Essential viewing for every generation.
Directed by Claire Ferguson (known for editing Aileen: The Life and Death of a Serial Killer, Concert for George, The End of the Line, Guilty Pleasures, Up in Smoke) and produced by Llion Roberts (who has spent fourteen years accumulating the testimonies on which the film is based), Destination Unknown blends intimate testimony with immersive archive to bring the stories of twelve Holocaust survivors to the screen.
The film is released on the back of Holocaust Memorial Day (Yom HaShoah) where the film’s central character and Holocaust survivor Ed Mosberg attended ‘The March of the Living’ alongside thousands of participants in Poland last week. Ed Mosberg will visit the UK for the cinema release of the film on 16th June 2017.
With no narration and no expert interviews, the film relies on the survivors’ own words, to weave a vivid narrative of lives stained by genocide. A seamless mosaic of first-hand accounts, rare archive from the time, and family Super 8 footage from after the war, the film traces their journeys from the outbreak of war, through the misery of the ghettos, to the unimaginable horrors of the camps. The survivors share their memories, some for the first time, some for the last, bringing their experiences to a new generation.
We see those who survived in hiding, those who fought as partisans, and those who endured camps such as Treblinka, Mauthausen and Auschwitz-Birkenau. While a few managed to escape, most had to try to find a way to stay alive until the end of the war.
Their stories do not end with liberation. We see how they had to survive the chaos that came afterwards, and their attempts to build new lives.
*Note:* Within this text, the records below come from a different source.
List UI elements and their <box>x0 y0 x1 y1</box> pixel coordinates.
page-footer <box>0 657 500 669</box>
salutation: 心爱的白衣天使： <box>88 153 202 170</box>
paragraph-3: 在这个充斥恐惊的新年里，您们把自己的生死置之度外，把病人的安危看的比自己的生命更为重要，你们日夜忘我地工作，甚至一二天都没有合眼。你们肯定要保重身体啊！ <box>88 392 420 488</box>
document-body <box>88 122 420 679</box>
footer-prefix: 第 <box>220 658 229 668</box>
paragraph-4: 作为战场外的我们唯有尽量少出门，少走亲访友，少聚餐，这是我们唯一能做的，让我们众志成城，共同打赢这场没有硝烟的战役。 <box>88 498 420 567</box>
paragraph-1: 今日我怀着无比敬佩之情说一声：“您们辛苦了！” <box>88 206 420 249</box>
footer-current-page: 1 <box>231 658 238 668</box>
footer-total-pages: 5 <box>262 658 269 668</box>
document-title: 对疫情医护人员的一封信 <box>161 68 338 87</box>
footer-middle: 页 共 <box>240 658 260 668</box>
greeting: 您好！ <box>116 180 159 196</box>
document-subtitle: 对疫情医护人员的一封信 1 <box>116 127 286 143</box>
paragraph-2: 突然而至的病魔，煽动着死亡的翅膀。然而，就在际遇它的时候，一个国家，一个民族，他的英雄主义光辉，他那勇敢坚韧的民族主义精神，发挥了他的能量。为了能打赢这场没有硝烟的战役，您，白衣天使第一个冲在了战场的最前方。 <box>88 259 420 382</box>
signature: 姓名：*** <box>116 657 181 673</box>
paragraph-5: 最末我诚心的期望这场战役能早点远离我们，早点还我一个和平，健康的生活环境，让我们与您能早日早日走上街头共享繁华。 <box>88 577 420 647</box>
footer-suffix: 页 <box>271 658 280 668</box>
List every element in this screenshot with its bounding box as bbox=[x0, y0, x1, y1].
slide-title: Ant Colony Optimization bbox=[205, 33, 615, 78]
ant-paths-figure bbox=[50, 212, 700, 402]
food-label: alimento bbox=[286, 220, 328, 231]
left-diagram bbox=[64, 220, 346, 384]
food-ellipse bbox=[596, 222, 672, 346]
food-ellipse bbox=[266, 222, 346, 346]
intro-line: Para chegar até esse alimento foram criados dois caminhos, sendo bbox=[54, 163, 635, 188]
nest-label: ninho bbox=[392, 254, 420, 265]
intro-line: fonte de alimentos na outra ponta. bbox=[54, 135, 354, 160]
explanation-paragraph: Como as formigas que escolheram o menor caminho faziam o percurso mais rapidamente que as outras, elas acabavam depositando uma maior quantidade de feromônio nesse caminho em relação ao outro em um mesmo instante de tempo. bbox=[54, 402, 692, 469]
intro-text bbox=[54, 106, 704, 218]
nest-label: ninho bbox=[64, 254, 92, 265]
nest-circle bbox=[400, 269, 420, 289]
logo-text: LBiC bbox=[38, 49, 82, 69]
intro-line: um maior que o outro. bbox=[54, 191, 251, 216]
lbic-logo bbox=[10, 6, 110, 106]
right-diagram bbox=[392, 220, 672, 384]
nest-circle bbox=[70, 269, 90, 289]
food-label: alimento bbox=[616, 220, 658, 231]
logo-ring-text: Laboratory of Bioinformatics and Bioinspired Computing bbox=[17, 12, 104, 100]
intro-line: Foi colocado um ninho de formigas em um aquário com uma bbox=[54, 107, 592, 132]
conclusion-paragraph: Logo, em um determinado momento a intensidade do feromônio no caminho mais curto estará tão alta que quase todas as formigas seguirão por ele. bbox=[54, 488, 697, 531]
The film includes an interview with one of the few escapees from the terror of Treblinka, and an exclusive interview with Mietek Pemper, who helped Oskar Schindler compile his List, as well as a revealing story about Schindler himself from one of those he saved.
To say that Destination Unknown is compelling viewing would be a massive understatement. Although the number of people involved in the Holocaust is well known, it can sometimes be difficult to consider all the individual experiences and this documentary brings that into sharp focus.
To see the bravery of these people as they deal with the aftermath of the Nazi occupation, revisiting the sites of all the horrors they were subjected to is quite humbling indeed.
It is a remarkable feat of filmmaking, with a very important message which must be heard and understood to ensure it can never happen again. It is essential that future generations do not forget what happened during the war and hopefully this film will help with that. It’s hard to watch but thoroughly inspiring nevertheless and something which everyone should see.
Destination Unknown will be released in UK cinemas from 16th June.